Ainsi, la situation du narrateur de Connaissance de l'enfer est-elle à la fois du côté des bourreaux (comme il appelle les psychiatres) et du côté des fous puisqu'en un kafkaïen renversement de situation, le narrateur vit son propre internement auquel sa réaction contre l'ordre établi le destinait, contre : "(...) la machine à triturer d'une médecine moraliste, castratrice, autoritaire, la médecine des seigneurs, la médecine des maîtres, qui déteste les écarts, qui déteste les différences, qui ne supporte pas la capacité d'invention, la médecine morte d'une société morte, dont l'odeur grasse et visqueuse l'avait indigné dans l'hôpital Júlio-de-Matos, quand il l'avait sentie flotter entre les pavillons au milieu des arbres, et souffler sur la gorge de l'herbe comme le vent de la nuit."

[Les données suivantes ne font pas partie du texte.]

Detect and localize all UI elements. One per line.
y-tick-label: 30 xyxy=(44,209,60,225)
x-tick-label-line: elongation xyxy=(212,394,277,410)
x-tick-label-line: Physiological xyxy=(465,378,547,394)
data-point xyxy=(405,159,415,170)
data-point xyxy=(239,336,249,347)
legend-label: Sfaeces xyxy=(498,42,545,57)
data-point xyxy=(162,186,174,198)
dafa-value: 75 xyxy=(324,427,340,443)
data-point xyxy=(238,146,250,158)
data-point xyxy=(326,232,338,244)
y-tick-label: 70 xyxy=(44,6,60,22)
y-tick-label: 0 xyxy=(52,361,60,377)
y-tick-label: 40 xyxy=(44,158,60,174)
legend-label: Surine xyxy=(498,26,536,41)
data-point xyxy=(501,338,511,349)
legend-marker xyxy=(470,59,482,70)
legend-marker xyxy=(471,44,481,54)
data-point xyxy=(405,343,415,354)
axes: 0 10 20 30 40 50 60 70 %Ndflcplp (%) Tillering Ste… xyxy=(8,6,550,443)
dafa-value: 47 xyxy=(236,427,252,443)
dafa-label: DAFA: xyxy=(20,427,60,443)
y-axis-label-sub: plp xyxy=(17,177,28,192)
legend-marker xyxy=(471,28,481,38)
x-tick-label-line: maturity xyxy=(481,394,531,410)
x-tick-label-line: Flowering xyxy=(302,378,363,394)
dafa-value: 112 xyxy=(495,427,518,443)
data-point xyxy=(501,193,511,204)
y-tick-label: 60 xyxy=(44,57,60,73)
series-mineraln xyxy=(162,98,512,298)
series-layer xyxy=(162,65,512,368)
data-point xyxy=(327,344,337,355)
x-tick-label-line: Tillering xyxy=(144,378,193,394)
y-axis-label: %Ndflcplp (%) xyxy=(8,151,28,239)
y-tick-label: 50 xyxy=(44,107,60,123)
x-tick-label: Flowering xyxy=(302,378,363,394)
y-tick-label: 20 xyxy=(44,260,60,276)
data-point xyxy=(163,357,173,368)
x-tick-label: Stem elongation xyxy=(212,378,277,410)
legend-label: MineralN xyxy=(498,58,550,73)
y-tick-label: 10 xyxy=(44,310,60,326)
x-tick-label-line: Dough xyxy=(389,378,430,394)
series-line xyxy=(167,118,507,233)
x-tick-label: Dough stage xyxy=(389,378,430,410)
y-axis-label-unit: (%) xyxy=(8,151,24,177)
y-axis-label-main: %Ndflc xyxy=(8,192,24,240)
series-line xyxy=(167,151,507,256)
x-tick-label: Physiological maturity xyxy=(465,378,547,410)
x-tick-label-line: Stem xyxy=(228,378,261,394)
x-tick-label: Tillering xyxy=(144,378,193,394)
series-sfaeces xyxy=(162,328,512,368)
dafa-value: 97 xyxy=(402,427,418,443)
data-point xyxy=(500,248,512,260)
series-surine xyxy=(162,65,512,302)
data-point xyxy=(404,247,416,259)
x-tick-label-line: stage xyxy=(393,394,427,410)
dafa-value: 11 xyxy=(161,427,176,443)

L'écriture permet d'investir d'autres corps, d'autres âmes, elle fait fi de la rationalité du réel, mélange en une scène grotesque et terrible, le caquetage de basse-cour d'un hôpital, la torture de trois Noirs en Angola, et le repas cannibale autant que carnavalesque des maîtres, militaires ou docteurs. L'acuité du regard de l'écrivain sur une société en décomposition trouve dans l'art de la métaphore sa pleine expression. Petit florilège : "A Colares une langue de rivière glisse sous de petits hôtels médiocres dans lesquels des seins quinquagénaires chuchotent au-dessus de thés en sachet insipides comme des baisers de curé." (Connaissance de l'enfer p.334); ou dans le même roman à propos d'une tenancière de bar telle une "chèvre qui mastiquait le chewing-gum d'un alexandrin sans fin" (p.118) ou, dans Mémoire d'éléphant pour évoquer la situation du narrateur amoureux de la femme avec laquelle il vient de divorcer : "il était pareil à un aveugle continuant à bavarder avec une personne qui est sortie à pas de loup de la pièce" (p.178). Mais peut-être la plus grande métaphore est-elle constituée par ce qui fonde les deux titres qui paraissent aujourd'hui : la folie, "dont nous nous protégeons en l'étiquetant, en la compressant entre des grilles, en la bourrant de comprimés et de gouttes". La folie pour nommer d'un autre nom la condition humaine.
D
ans l'univers d'António Lobo Antunes, il n'est pas rare de voir des fous voler et se cogner aux vitres des immeubles, des spectres venir saluer le médecin-psychiatre, des soldats morts sourire un verre de bière à la main. Il n'est pas rare non plus de passer dans une même phrase du il au je, de mélanger, en un long déroulement du temps le passé et le présent, le cauchemar et la réalité.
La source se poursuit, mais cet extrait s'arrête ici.